If anything bots are tougher to make then "normal" AI since their value is measured by their performance against humans. Also the less you cheat (perfect knowledge of the other players, perfect aim, etc) the better your bot. Having a non-cheating bot beat a human is a major achievement.

The bots for a strategy game like StarCraft is fundamentally different than the bot for an FPS. They use completely different techniques and it's much harder to cheat in strategy game (though ignoring the fog of war is the most egregious). Strategy game AI is more akin to chess AI - lots of search (minimax and stuff). It's a whole field onto itself and you can only learn by studying the AI for that type of particular game.
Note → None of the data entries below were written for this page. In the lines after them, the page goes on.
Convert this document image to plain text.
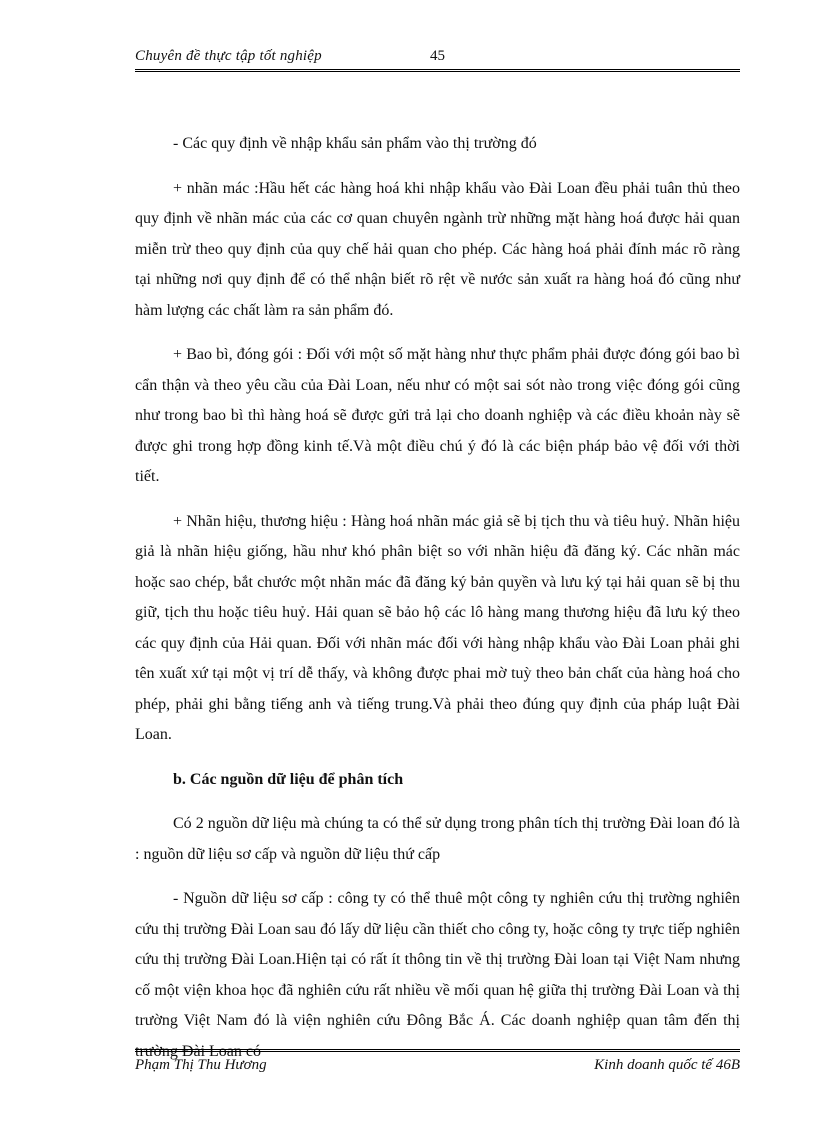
Chuyên đề thực tập tốt nghiệp	45

- Các quy định về nhập khẩu sản phẩm vào thị trường đó

+ nhãn mác :Hầu hết các hàng hoá khi nhập khẩu vào Đài Loan đều phải tuân thủ theo quy định về nhãn mác của các cơ quan chuyên ngành trừ những mặt hàng hoá được hải quan miễn trừ theo quy định của quy chế hải quan cho phép. Các hàng hoá phải đính mác rõ ràng tại những nơi quy định để có thể nhận biết rõ rệt về nước sản xuất ra hàng hoá đó cũng như hàm lượng các chất làm ra sản phẩm đó.

+ Bao bì, đóng gói : Đối với một số mặt hàng như thực phẩm phải được đóng gói bao bì cẩn thận và theo yêu cầu của Đài Loan, nếu như có một sai sót nào trong việc đóng gói cũng như trong bao bì thì hàng hoá sẽ được gửi trả lại cho doanh nghiệp và các điều khoản này sẽ được ghi trong hợp đồng kinh tế.Và một điều chú ý đó là các biện pháp bảo vệ đối với thời tiết.

+ Nhãn hiệu, thương hiệu : Hàng hoá nhãn mác giả sẽ bị tịch thu và tiêu huỷ. Nhãn hiệu giả là nhãn hiệu giống, hầu như khó phân biệt so với nhãn hiệu đã đăng ký. Các nhãn mác hoặc sao chép, bắt chước một nhãn mác đã đăng ký bản quyền và lưu ký tại hải quan sẽ bị thu giữ, tịch thu hoặc tiêu huỷ. Hải quan sẽ bảo hộ các lô hàng mang thương hiệu đã lưu ký theo các quy định của Hải quan. Đối với nhãn mác đối với hàng nhập khẩu vào Đài Loan phải ghi tên xuất xứ tại một vị trí dễ thấy, và không được phai mờ tuỳ theo bản chất của hàng hoá cho phép, phải ghi bằng tiếng anh và tiếng trung.Và phải theo đúng quy định của pháp luật Đài Loan.

b. Các nguồn dữ liệu để phân tích

Có 2 nguồn dữ liệu mà chúng ta có thể sử dụng trong phân tích thị trường Đài loan đó là : nguồn dữ liệu sơ cấp và nguồn dữ liệu thứ cấp

- Nguồn dữ liệu sơ cấp : công ty có thể thuê một công ty nghiên cứu thị trường nghiên cứu thị trường Đài Loan sau đó lấy dữ liệu cần thiết cho công ty, hoặc công ty trực tiếp nghiên cứu thị trường Đài Loan.Hiện tại có rất ít thông tin về thị trường Đài loan tại Việt Nam nhưng cố một viện khoa học đã nghiên cứu rất nhiều về mối quan hệ giữa thị trường Đài Loan và thị trường Việt Nam đó là viện nghiên cứu Đông Bắc Á. Các doanh nghiệp quan tâm đến thị trường Đài Loan có

Phạm Thị Thu Hương	Kinh doanh quốc tế 46B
FPS bots (like counter strike) are much closer to traditional game AI (shooters and such). Books on "Game AI" are a good place to start. Basically the two major problems is where should I go (evaluating cover, analyzing line of sight, estimating where enemies are and trying to pick a good place to stand) and how to I get there (pathfinding and pathfollowing). What you do when you get there is generally pretty straightforward (shooting at the appropriate guy). If you have a cover system you need to be able to tell them how to use cover and this involves a lot of animation (syncing my animations and position up to the cover in the world). But in an FPS this is usually just a question of crouching or not.

The big difference for FPS bots (versus single player enemy AI) is that bots need to choose between conflicting goals (should I go get ammo, should I go get health, should I attack the enemy). If you have a strict hierarchy of behaviours your bots won't be competitive (enter fuzzy logic systems, utility theory and the like - normal behaviour trees won't cut it).

Have fun!

1 comments

> Having a non-cheating bot beat a human is a major achievement.

(for some categories of games!)

I'm almost nitpicking here, but it's important to understand the distinction where when trying to build "human-like" AI that players feel are like the real thing, you also want to emulate human shortcomings. Sometimes it might not be cheating per the rules, but still be obviously outside the realm of current human capabilities.